— Дело может пойти в суд не раньше половины декабря. Нам нет надобности предоставлять ему свободу и дальше.

— Нет, — сказал Сомс. — Зачем вынуждать мою сестру терпеть все эти неприятности, когда он предпочёл сбежать…

— К чёрту на кулички, — сказал Дример, опять налетая на него, — вот именно. Нечего людям бегать к чёрту на кулички, не правда ли, миссис Дарти? — и он распустил свою мантию, как павлиний хвост. — Согласен с вами. Мы можем начать действовать. Что ещё?

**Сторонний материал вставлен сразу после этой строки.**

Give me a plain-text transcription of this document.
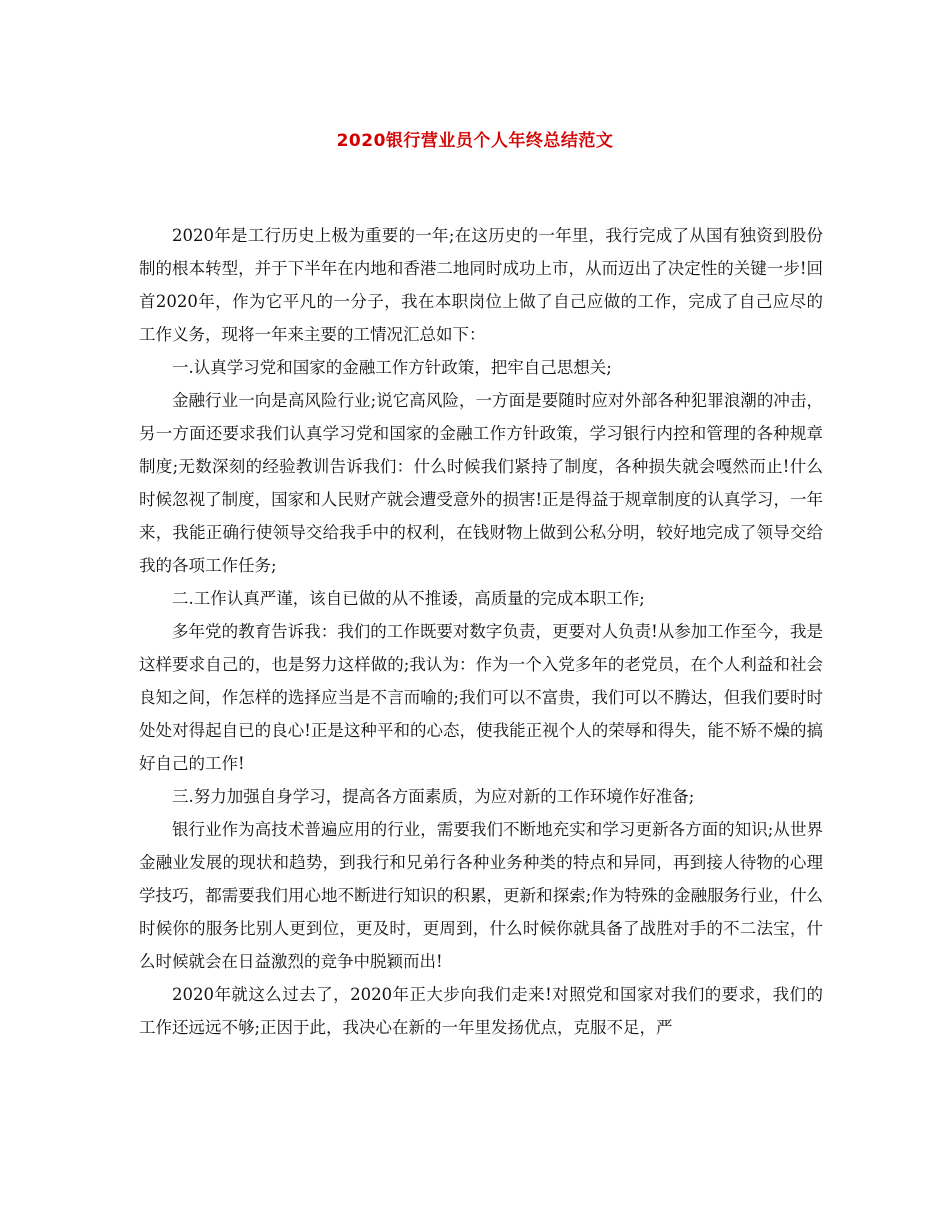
2020银行营业员个人年终总结范文

2020年是工行历史上极为重要的一年;在这历史的一年里，我行完成了从国有独资到股份制的根本转型，并于下半年在内地和香港二地同时成功上市，从而迈出了决定性的关键一步!回首2020年，作为它平凡的一分子，我在本职岗位上做了自己应做的工作，完成了自己应尽的工作义务，现将一年来主要的工情况汇总如下：

一.认真学习党和国家的金融工作方针政策，把牢自己思想关;

金融行业一向是高风险行业;说它高风险，一方面是要随时应对外部各种犯罪浪潮的冲击，另一方面还要求我们认真学习党和国家的金融工作方针政策，学习银行内控和管理的各种规章制度;无数深刻的经验教训告诉我们：什么时候我们紧持了制度，各种损失就会嘎然而止!什么时候忽视了制度，国家和人民财产就会遭受意外的损害!正是得益于规章制度的认真学习，一年来，我能正确行使领导交给我手中的权利，在钱财物上做到公私分明，较好地完成了领导交给我的各项工作任务;

二.工作认真严谨，该自已做的从不推诿，高质量的完成本职工作;

多年党的教育告诉我：我们的工作既要对数字负责，更要对人负责!从参加工作至今，我是这样要求自己的，也是努力这样做的;我认为：作为一个入党多年的老党员，在个人利益和社会良知之间，作怎样的选择应当是不言而喻的;我们可以不富贵，我们可以不腾达，但我们要时时处处对得起自已的良心!正是这种平和的心态，使我能正视个人的荣辱和得失，能不矫不燥的搞好自己的工作!

三.努力加强自身学习，提高各方面素质，为应对新的工作环境作好准备;

银行业作为高技术普遍应用的行业，需要我们不断地充实和学习更新各方面的知识;从世界金融业发展的现状和趋势，到我行和兄弟行各种业务种类的特点和异同，再到接人待物的心理学技巧，都需要我们用心地不断进行知识的积累，更新和探索;作为特殊的金融服务行业，什么时候你的服务比别人更到位，更及时，更周到，什么时候你就具备了战胜对手的不二法宝，什么时候就会在日益激烈的竞争中脱颖而出!

2020年就这么过去了，2020年正大步向我们走来!对照党和国家对我们的要求，我们的工作还远远不够;正因于此，我决心在新的一年里发扬优点，克服不足，严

— Пока ничего, — выразительно сказал Сомс. — Я хотел вас познакомить с сестрой.

Дример заворчал нежно:

— Очень приятно. До свидания.

И опустил веер своей мантии.

Они вышли друг за другом. Уинифрид спустилась по лестнице. Сомс задержался. Дример, что ни говори, всетаки произвёл на него впечатление.

— Со свидетельскими показаниями, я думаю, всё будет благополучно, сказал он Бэлби. — Между нами, если мы не покончим с этим делом как можно скорее, можно опасаться, что мы с ним вообще не покончим. Как вы думаете, он понимает это?

— Я намекну ему, — сказал Бэлби. — Да он человек хороший, хороший человек.

Сомс кивнул и поспешно направился следом за Уинифрид. Она стояла на сквозняке и кусала губы под вуалью; он сказал:

— Показания горничной с парохода будут достаточно убедительны.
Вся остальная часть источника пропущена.